Within just the past couple of years, I began to feel that mainstream comics publishers weren't interested in middle-aged superhero fans, because there were fewer and fewer titles that I could stomach reading. I even reached an unthinkable point: I dropped the Batman books, because they were simply no fun anymore.

But something changed, and something clicked. Suddenly, I'm buying and enjoying as many or more comics titles as I ever have. These are the titles I'm currently reading:




















Which one's my favorite now? Er...I dunno. Archie? Future Quest, which teams the Hanna-Barbera action heroes (Jonny Quest, Space Ghost, BirdmanFrankenstein Jr., The Impossibles, The Herculoids, Mightor, and The Galaxy Trio) in one rip-roarin' adventure that never fails to thrill my inner seven-year-old? Batman, which went from being awful to being really, really good? Wonder Woman, which just may be the best it's ever been? I like 'em all. I try not to get caught up in a collector's mentality; if I'm not enjoying a book, I drop it. I add and drop books from my pull list at Comix Zone in North Syracuse nearly every week.

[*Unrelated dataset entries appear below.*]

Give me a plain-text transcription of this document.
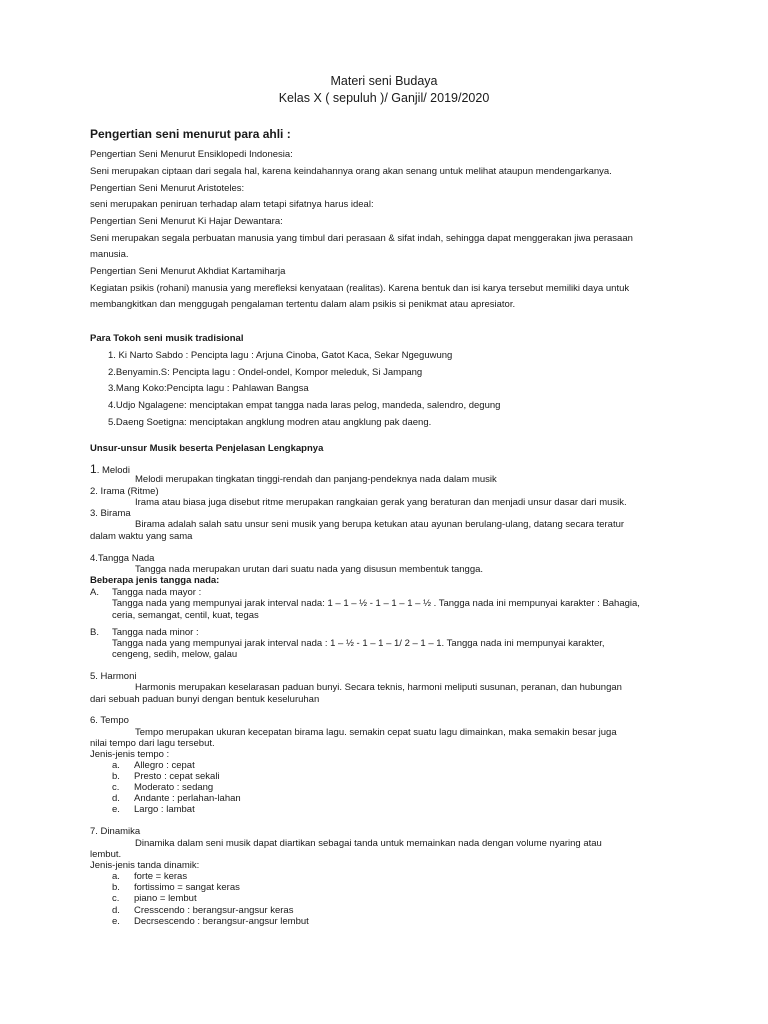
Materi seni Budaya
Kelas X ( sepuluh )/ Ganjil/ 2019/2020
Pengertian seni menurut para ahli :
Pengertian Seni Menurut Ensiklopedi Indonesia:
Seni merupakan ciptaan dari segala hal, karena keindahannya orang akan senang untuk melihat ataupun mendengarkanya.
Pengertian Seni Menurut Aristoteles:
seni merupakan peniruan terhadap alam tetapi sifatnya harus ideal:
Pengertian Seni Menurut Ki Hajar Dewantara:
Seni merupakan segala perbuatan manusia yang timbul dari perasaan & sifat indah, sehingga dapat menggerakan jiwa perasaan
manusia.
Pengertian Seni Menurut Akhdiat Kartamiharja
Kegiatan psikis (rohani) manusia yang merefleksi kenyataan (realitas). Karena bentuk dan isi karya tersebut memiliki daya untuk
membangkitkan dan menggugah pengalaman tertentu dalam alam psikis si penikmat atau apresiator.
Para Tokoh seni musik tradisional
1. Ki Narto Sabdo : Pencipta lagu : Arjuna Cinoba, Gatot Kaca, Sekar Ngeguwung
2.Benyamin.S: Pencipta lagu : Ondel-ondel, Kompor meleduk, Si Jampang
3.Mang Koko:Pencipta lagu : Pahlawan Bangsa
4.Udjo Ngalagene: menciptakan empat tangga nada laras pelog, mandeda, salendro, degung
5.Daeng Soetigna: menciptakan angklung modren atau angklung pak daeng.
Unsur-unsur Musik beserta Penjelasan Lengkapnya
1. Melodi
Melodi merupakan tingkatan tinggi-rendah dan panjang-pendeknya nada dalam musik
2. Irama (Ritme)
Irama atau biasa juga disebut ritme merupakan rangkaian gerak yang beraturan dan menjadi unsur dasar dari musik.
3. Birama
Birama adalah salah satu unsur seni musik yang berupa ketukan atau ayunan berulang-ulang, datang secara teratur
dalam waktu yang sama
4.Tangga Nada
Tangga nada merupakan urutan dari suatu nada yang disusun membentuk tangga.
Beberapa jenis tangga nada:
A. Tangga nada mayor :
Tangga nada yang mempunyai jarak interval nada: 1 – 1 – ½ - 1 – 1 – 1 – ½ . Tangga nada ini mempunyai karakter : Bahagia,
ceria, semangat, centil, kuat, tegas
B. Tangga nada minor :
Tangga nada yang mempunyai jarak interval nada : 1 – ½ - 1 – 1 – 1/ 2 – 1 – 1. Tangga nada ini mempunyai karakter,
cengeng, sedih, melow, galau
5. Harmoni
Harmonis merupakan keselarasan paduan bunyi. Secara teknis, harmoni meliputi susunan, peranan, dan hubungan
dari sebuah paduan bunyi dengan bentuk keseluruhan
6. Tempo
Tempo merupakan ukuran kecepatan birama lagu. semakin cepat suatu lagu dimainkan, maka semakin besar juga
nilai tempo dari lagu tersebut.
Jenis-jenis tempo :
a. Allegro : cepat
b. Presto : cepat sekali
c. Moderato : sedang
d. Andante : perlahan-lahan
e. Largo : lambat
7. Dinamika
Dinamika dalam seni musik dapat diartikan sebagai tanda untuk memainkan nada dengan volume nyaring atau
lembut.
Jenis-jenis tanda dinamik:
a. forte = keras
b. fortissimo = sangat keras
c. piano = lembut
d. Cresscendo : berangsur-angsur keras
e. Decrsescendo : berangsur-angsur lembut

Superheroes are still my thing. Comics are an art form, not a genre; there's no real limit to the subject matter that can be addressed nor the style that can be used to tell a story in a comic book. But I like superheroes, and I'm not going to pretend I don't. I like good versus evil; I want nuance, I want engaging characters and verisimilitude along with the biff and the bang, but I want to be able to tell the good guys from the bad guys, and I want to see the bad guys get their asses kicked. The Archie titles are the only things I buy that couldn't be called action books; neither Mother Panic nor Shade The Changing Girl is traditional superhero fare, and Vampirella, Jessica Jones, and Captain Kid also stray from the familiar matrix a bit, but otherwise? Yeah, superheroes are still my thing. I fail to see the appeal of outgrowing that.